For this week’s Tea I couldn’t help but write about one of my favorite topics, love and dating! Now that just about everyone is hip to online dating and dating apps, dating pools that wouldn’t normally mix are finding each other. So whether you’re interested in someone 5 years your senior or someone who graduated from college while you were still being potty trained, this article is for you.
- He has some long-term exes. I think it is natural to want to see yourself as the pinnacle of your SO’s love and affection, especially if they are the pinnacle of yours. Achieving that isn’t too hard dating a 22 or 23 year old whose longest relationship probably caps out at 3 years. It gets a little more complicated comparing yourself to a long term live-in partner… or fiancée… or wife. So while this isn’t necessarily bad, it definitely takes some getting used to.
- He can’t drop his life for you. While stability is undoubtedly a positive, it also likely means that you are going to have to fit into his plan rather than the opposite. The odds of you getting him to pack up his stuff and move with you while you chase your passions are pretty low. So if you’re serious about a future with him, you might have to pass up an attractive opportunity to stay in the same city, or be the one to move out of your place and into his.
- Building a future together looks a little different. Unfortunately, he probably won’t be able to join you on that 2 month Europe backpacking trip. The ability for you two to “freestyle” together is a bit lower to nonexistent. Late night pillow talk looks a little less attractive with a 6:30 a.m. wakeup. Additionally, you have to remember that this person is on a tighter timeframe and may expect a serious commitment faster than someone in their early 20’s. A common sentiment is that your life feels expedited- the big decisions and life events come at you fast.
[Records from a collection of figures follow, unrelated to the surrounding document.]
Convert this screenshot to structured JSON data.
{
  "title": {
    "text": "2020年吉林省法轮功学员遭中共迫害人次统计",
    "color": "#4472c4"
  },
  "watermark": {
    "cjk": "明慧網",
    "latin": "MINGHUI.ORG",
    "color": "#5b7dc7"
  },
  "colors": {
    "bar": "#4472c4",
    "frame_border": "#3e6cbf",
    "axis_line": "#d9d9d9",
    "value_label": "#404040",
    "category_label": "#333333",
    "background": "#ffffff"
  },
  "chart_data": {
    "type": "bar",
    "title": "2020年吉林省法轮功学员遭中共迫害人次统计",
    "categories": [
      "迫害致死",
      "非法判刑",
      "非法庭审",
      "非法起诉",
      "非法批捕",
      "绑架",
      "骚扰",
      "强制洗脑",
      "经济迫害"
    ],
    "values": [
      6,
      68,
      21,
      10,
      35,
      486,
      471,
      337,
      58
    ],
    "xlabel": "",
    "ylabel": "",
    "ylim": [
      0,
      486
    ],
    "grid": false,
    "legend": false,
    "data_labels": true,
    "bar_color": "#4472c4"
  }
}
- Timing isn’t ideal. This ties in directly with #3. Maybe you want to move and your partner still has 3 years left in a graduate program. Or the opposite! Maybe you didn’t see yourself getting married and having kids until ~30. As with all relationships, compromise is essential and you shouldn’t be expected to rewrite your entire life for this person without them making some changes on their own end. But with that being said, some things simply have to change to accommodate certain life choices. Often the burden can fall on the younger person.
- Your friends don’t mesh. While the 7+ year difference between you two may be trivial in the grand scheme of your relationship, it may not be between your social circles. And if you aren’t used to spending time with people his age, there may be an adjustment period. Pro: having conversations you’re not used to means you will probably learn a lot. But don’t get sucked into trying to prove your worth- no one expects you to be able to share with expertise on experiences you have never had! Saying I don’t know and taking a back seat in conversations sometimes is perfectly ok!
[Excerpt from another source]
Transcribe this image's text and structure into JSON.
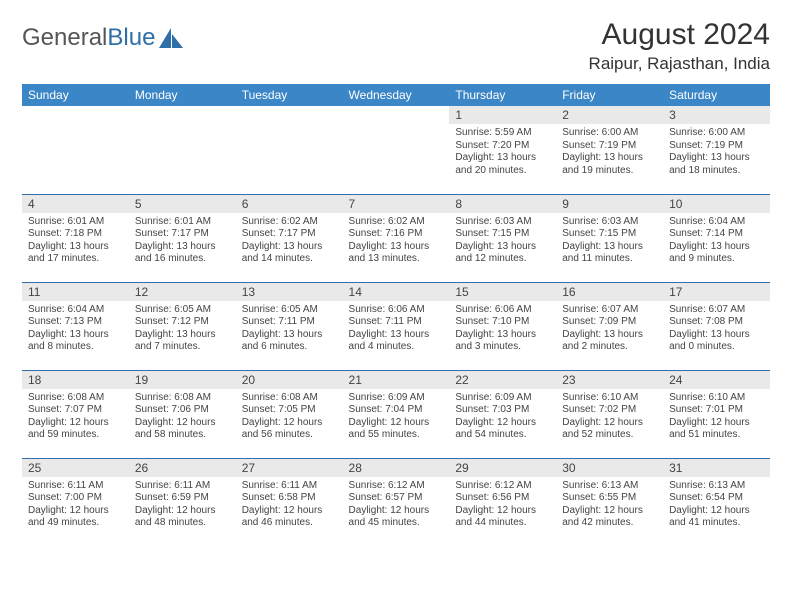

- He has wisdom. It can be quite nice having someone to walk you through or help you with the little life things you have never done before. Setting up your first 401(k)? Networking and going into your first big interviews? You have some experience on your side from a loving person who knows you better than most! In addition, he likely knows more people from just being around longer! And in the professional world, that can be a game changer.
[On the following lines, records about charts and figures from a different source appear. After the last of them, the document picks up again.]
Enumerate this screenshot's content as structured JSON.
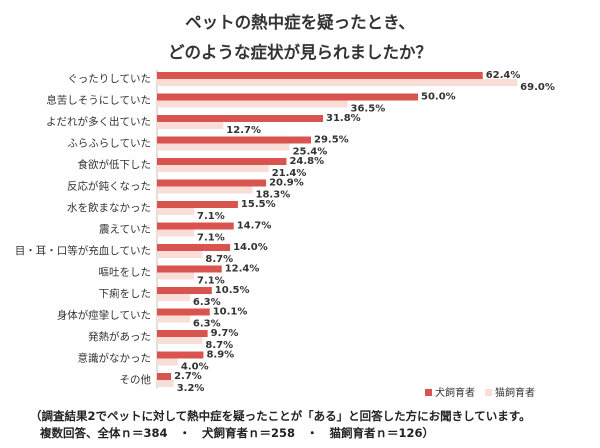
{
  "title": {
    "line1": "ペットの熱中症を疑ったとき、",
    "line2": "どのような症状が見られましたか？"
  },
  "colors": {
    "dog": "#d9534f",
    "cat": "#f9ddd6"
  },
  "footnote": {
    "line1": "（調査結果2でペットに対して熱中症を疑ったことが「ある」と回答した方にお聞きしています。",
    "line2": "複数回答、全体ｎ＝384　・　犬飼育者ｎ＝258　・　猫飼育者ｎ＝126）"
  },
  "chart_data": {
    "type": "bar",
    "orientation": "horizontal",
    "categories": [
      "ぐったりしていた",
      "息苦しそうにしていた",
      "よだれが多く出ていた",
      "ふらふらしていた",
      "食欲が低下した",
      "反応が鈍くなった",
      "水を飲まなかった",
      "震えていた",
      "目・耳・口等が充血していた",
      "嘔吐をした",
      "下痢をした",
      "身体が痙攣していた",
      "発熱があった",
      "意識がなかった",
      "その他"
    ],
    "series": [
      {
        "name": "犬飼育者",
        "values": [
          62.4,
          50.0,
          31.8,
          29.5,
          24.8,
          20.9,
          15.5,
          14.7,
          14.0,
          12.4,
          10.5,
          10.1,
          9.7,
          8.9,
          2.7
        ]
      },
      {
        "name": "猫飼育者",
        "values": [
          69.0,
          36.5,
          12.7,
          25.4,
          21.4,
          18.3,
          7.1,
          7.1,
          8.7,
          7.1,
          6.3,
          6.3,
          8.7,
          4.0,
          3.2
        ]
      }
    ],
    "value_labels": [
      [
        "62.4%",
        "50.0%",
        "31.8%",
        "29.5%",
        "24.8%",
        "20.9%",
        "15.5%",
        "14.7%",
        "14.0%",
        "12.4%",
        "10.5%",
        "10.1%",
        "9.7%",
        "8.9%",
        "2.7%"
      ],
      [
        "69.0%",
        "36.5%",
        "12.7%",
        "25.4%",
        "21.4%",
        "18.3%",
        "7.1%",
        "7.1%",
        "8.7%",
        "7.1%",
        "6.3%",
        "6.3%",
        "8.7%",
        "4.0%",
        "3.2%"
      ]
    ],
    "xlim": [
      0,
      100
    ],
    "grid": false,
    "legend_position": "bottom-right"
  }
}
- Modern games don’t apply. Obviously your mileage may vary, but this has been something I have experienced across the board. If you find a good one, the “counting the minutes before responding” BS and hot-and-cold games don’t exist. Relish in the fact that you have a partner who is upfront about their feelings and wise enough not to seek validation playing petty games with your heart.
- He is emotionally stable. And with that comes confidence! Plus, men who are emotionally stable don’t erratically break up with you and start the “on again, off again” relationship pattern. They don’t storm out of the house mid argument to “cool off”. He knows how to handle conflict maturely and with love and kindness.
- He is financially secure. Never underestimate how nice it is to be with someone who is truly independent. No waiting for mommy and daddy to deposit the rent money into his account, or eating ramen the last couple days before payday. Even if he is not rolling in cash, he has spent quite some time taking care of himself and knows how to manage his finances appropriately. At a time when you are still getting on your feet and planning out your future, this is invaluable.
- He knows how to make a relationship work. One of the most amazing things about dating someone older is that they have put in serious work into relationships before, and generally have a better idea about what works and what doesn’t. The most important difference being communication. Someone doesn’t stay in a 5 year relationship on accident. He also has a better idea of who he is in a relationship- what he has to offer, what he needs, and where he will draw a line in the sand. At times being “taught” can feel frustrating, but you can learn so much about how to be a good partner so quickly simply because your SO has experience in that realm.